Additional Safety Tips
Here are some additional safety tips to keep in mind while riding on Long Island and throughout New York State:
- Always ride sober – never operate a motorcycle under the influence of alcohol or drugs
- Take a motorcycle safety course to improve your skills and knowledge
- Be aware of weather conditions before heading out for a ride, and adjust your route or plans accordingly
- Wear bright, reflective clothing for increased visibility to other drivers
- Avoid riding in inclement weather or at night unless absolutely necessary
Remember, the thrill of motorcycle riding should never come at the expense of safety. By following these tips and always prioritizing safety, you can continue to enjoy the beautiful roads of New York State with peace of mind.
Improve Your Riding Skills with a Motorcycle Safety Course
Taking a motorcycle safety course is not only a great way to improve your riding skills and knowledge, but it can also save lives. In fact, the Motorcycle Safety Foundation (MSF) has found that riders who have taken training courses are less likely to be involved in crashes.
The New York State Motorcycle Safety Program (NYSMSP) offers several motorcycle safety courses, including the Basic RiderCourse for new riders and the Advanced RiderCourse for experienced riders. These courses cover topics such as risk management, proper braking techniques, handling hazardous situations on the road, and other physical and mental skills helpful to becoming a safe and responsible rider. By completing a course, you can improve your safety on the road while also possibly receiving a discount on your motorcycle insurance.

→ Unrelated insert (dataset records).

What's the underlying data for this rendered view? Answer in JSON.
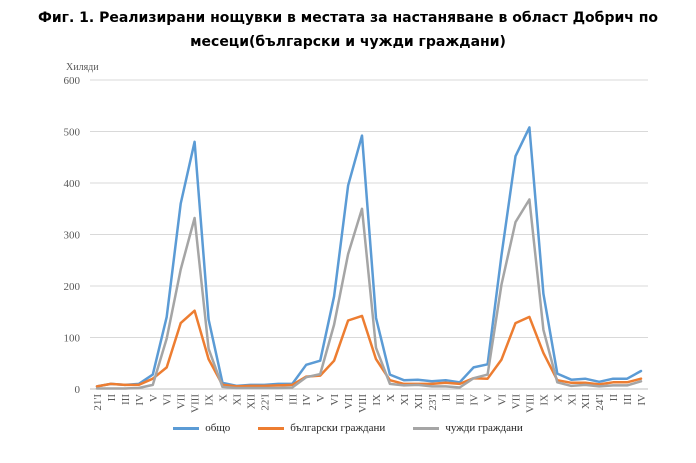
{
  "title_line1": "Фиг. 1. Реализирани нощувки в местата за настаняване в област Добрич по",
  "title_line2": "месеци(български и чужди граждани)",
  "unit_label": "Хиляди",
  "legend": [
    {
      "label": "общо",
      "color": "#5b9bd5"
    },
    {
      "label": "български граждани",
      "color": "#ed7d31"
    },
    {
      "label": "чужди граждани",
      "color": "#a5a5a5"
    }
  ],
  "chart_data": {
    "type": "line",
    "ylim": [
      0,
      600
    ],
    "yticks": [
      0,
      100,
      200,
      300,
      400,
      500,
      600
    ],
    "categories": [
      "21'I",
      "II",
      "III",
      "IV",
      "V",
      "VI",
      "VII",
      "VIII",
      "IX",
      "X",
      "XI",
      "XII",
      "22'I",
      "II",
      "III",
      "IV",
      "V",
      "VI",
      "VII",
      "VIII",
      "IX",
      "X",
      "XI",
      "XII",
      "23'I",
      "II",
      "III",
      "IV",
      "V",
      "VI",
      "VII",
      "VIII",
      "IX",
      "X",
      "XI",
      "XII",
      "24'I",
      "II",
      "III",
      "IV"
    ],
    "series": [
      {
        "name": "общо",
        "color": "#5b9bd5",
        "values": [
          5,
          10,
          8,
          10,
          28,
          140,
          360,
          480,
          135,
          12,
          6,
          8,
          8,
          10,
          10,
          47,
          55,
          180,
          395,
          492,
          138,
          28,
          17,
          18,
          15,
          17,
          13,
          42,
          48,
          260,
          452,
          508,
          185,
          30,
          18,
          20,
          14,
          20,
          20,
          35
        ]
      },
      {
        "name": "български граждани",
        "color": "#ed7d31",
        "values": [
          5,
          10,
          8,
          8,
          20,
          42,
          128,
          152,
          58,
          8,
          5,
          6,
          6,
          7,
          8,
          24,
          26,
          55,
          133,
          142,
          58,
          17,
          10,
          10,
          10,
          12,
          10,
          21,
          20,
          57,
          128,
          140,
          70,
          17,
          12,
          12,
          9,
          13,
          13,
          20
        ]
      },
      {
        "name": "чужди граждани",
        "color": "#a5a5a5",
        "values": [
          1,
          1,
          1,
          2,
          8,
          98,
          232,
          332,
          78,
          4,
          2,
          2,
          2,
          2,
          3,
          23,
          29,
          125,
          262,
          350,
          80,
          10,
          7,
          8,
          5,
          5,
          3,
          21,
          28,
          203,
          324,
          368,
          115,
          13,
          6,
          8,
          5,
          7,
          7,
          15
        ]
      }
    ]
  }
}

Taking such a course is a great way to practice riding in a safe and controlled environment with on motorcycle instruction and proper required riding gear. The riding skill evaluation consists of riding exercises that will test your knowledge and ability to ride safely. A successful course completion will also help move along the process of obtaining your motorcycle license.
Safer, Easier Path to Your Motorcycle License
In addition to improving your riding skills, completing a motorcycle safety course can also make the process of obtaining your motorcycle license easier and safer. In New York State, those who complete a NYSMSP Basic RiderCourse are exempt from taking the on-cycle NYS DMV road test at the DMV. The motorcycle road test waiver is certainly an enticing benefit but the true value of completing a course is learning how to ride safely and responsibly.
It’s important to note that having your typical class D New York State driver’s license does not entitle you to be able to legally ride a motorcycle. You still need to have a class M or class MJ license to enjoy riding your own motorcycle. And as the NY DMV states, you need a valid motorcycle permit first to be able to begin working towards your motorcycle license.
Again, it is highly recommended that you successfully complete a motorcycle rider course. Successful completion of a NYSMSP Basic RiderCourse offers several benefits that will get you on your bike faster and make you a safer rider for yourself those you share the road with.
Safety is the Priority
While motorcycle riding on Long Island and throughout New York State may be an exhilarating experience, it’s important to always prioritize safety. By wearing proper gear, maintaining your motorcycle, following safe riding practices, and constantly working on improving your skills through courses and training programs, you can continue to enjoy the beautiful roads of New York with peace of mind. Remember, safety should always be every NY rider’s number one priority.